Final answer:
The interest capitalized for Thornton Industries for the years 2018 and 2019 can be calculated by combining the weighted average accumulated expenditures with the applicable interest rates on existing notes and bonds, pro-rated for construction dates and expenditures.
Step-by-step explanation:
To calculate the amount of interest capitalized for Thornton Industries for the years 2018 and 2019, we need to follow the specific guidance provided by accounting principles for the capitalization of interest as a part of the cost of a constructed asset. This includes applying the interest rates on the debt to the expenditures made for the asset's construction, for the period of construction. We assess the average accumulated expenditures for each period and apply the appropriate interest rates to determine the capitalizable interest.
The total weighted average accumulated expenditures for 2018 are found by adding the full amount for July 1, the three-quarters amount for September 30, and the one-quarter amount for November 30. For 2019, it will just be the January 30 amount since the project is completed on March 31, 2019.

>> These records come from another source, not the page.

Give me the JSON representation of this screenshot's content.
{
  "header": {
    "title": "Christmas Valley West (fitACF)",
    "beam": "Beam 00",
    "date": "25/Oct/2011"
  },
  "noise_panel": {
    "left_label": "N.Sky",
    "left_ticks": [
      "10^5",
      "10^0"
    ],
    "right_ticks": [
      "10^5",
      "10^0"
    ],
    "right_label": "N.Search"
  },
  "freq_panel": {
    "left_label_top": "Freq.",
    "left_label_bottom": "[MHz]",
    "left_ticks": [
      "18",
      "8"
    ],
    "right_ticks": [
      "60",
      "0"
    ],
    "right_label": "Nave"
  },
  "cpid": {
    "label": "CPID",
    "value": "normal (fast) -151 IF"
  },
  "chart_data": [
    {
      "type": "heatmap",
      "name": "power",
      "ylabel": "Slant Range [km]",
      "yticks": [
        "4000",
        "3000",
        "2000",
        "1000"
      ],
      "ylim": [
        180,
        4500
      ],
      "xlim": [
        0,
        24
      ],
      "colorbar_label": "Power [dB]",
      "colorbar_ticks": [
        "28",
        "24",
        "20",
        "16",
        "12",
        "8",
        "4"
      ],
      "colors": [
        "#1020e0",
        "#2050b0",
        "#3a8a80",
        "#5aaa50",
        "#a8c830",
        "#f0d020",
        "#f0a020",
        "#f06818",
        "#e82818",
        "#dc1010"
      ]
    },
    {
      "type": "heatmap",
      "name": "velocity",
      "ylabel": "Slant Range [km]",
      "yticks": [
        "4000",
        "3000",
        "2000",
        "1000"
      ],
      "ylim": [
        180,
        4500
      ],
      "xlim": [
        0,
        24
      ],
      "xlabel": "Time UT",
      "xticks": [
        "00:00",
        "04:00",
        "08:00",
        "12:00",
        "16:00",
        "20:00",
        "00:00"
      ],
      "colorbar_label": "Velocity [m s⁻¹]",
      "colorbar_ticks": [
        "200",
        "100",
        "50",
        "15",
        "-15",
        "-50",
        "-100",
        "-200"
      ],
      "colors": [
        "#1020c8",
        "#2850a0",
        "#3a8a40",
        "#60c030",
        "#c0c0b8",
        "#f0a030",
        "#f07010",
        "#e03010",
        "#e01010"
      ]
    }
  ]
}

First, calculate the interest for each debt separately and then combine them. As no new loans were taken, only the interest on the existing notes and bonds during the construction period will be capitalized. Therefore, no additional calculations for new loans are necessary.
For simplicity, let's assume a 360-day year for interest calculations:
Weighted average accumulated expenditures for 2018:
July 1 - December 31 (6 months): $680,000
September 30 - December 31 (3 months): $1,020,000 * 3/4
November 30 - December 31 (1 month): $1,020,000 * 1/4
Combined interest for 2018 using the interest rates of the notes and bonds applied to the respective weighted average accumulated expenditures.
Weighted average accumulated expenditures for 2019:
January 30 - March 31 (2 months): $960,000
Combined interest for 2019 using the interest rates of the notes and bonds applied to the January expenditure.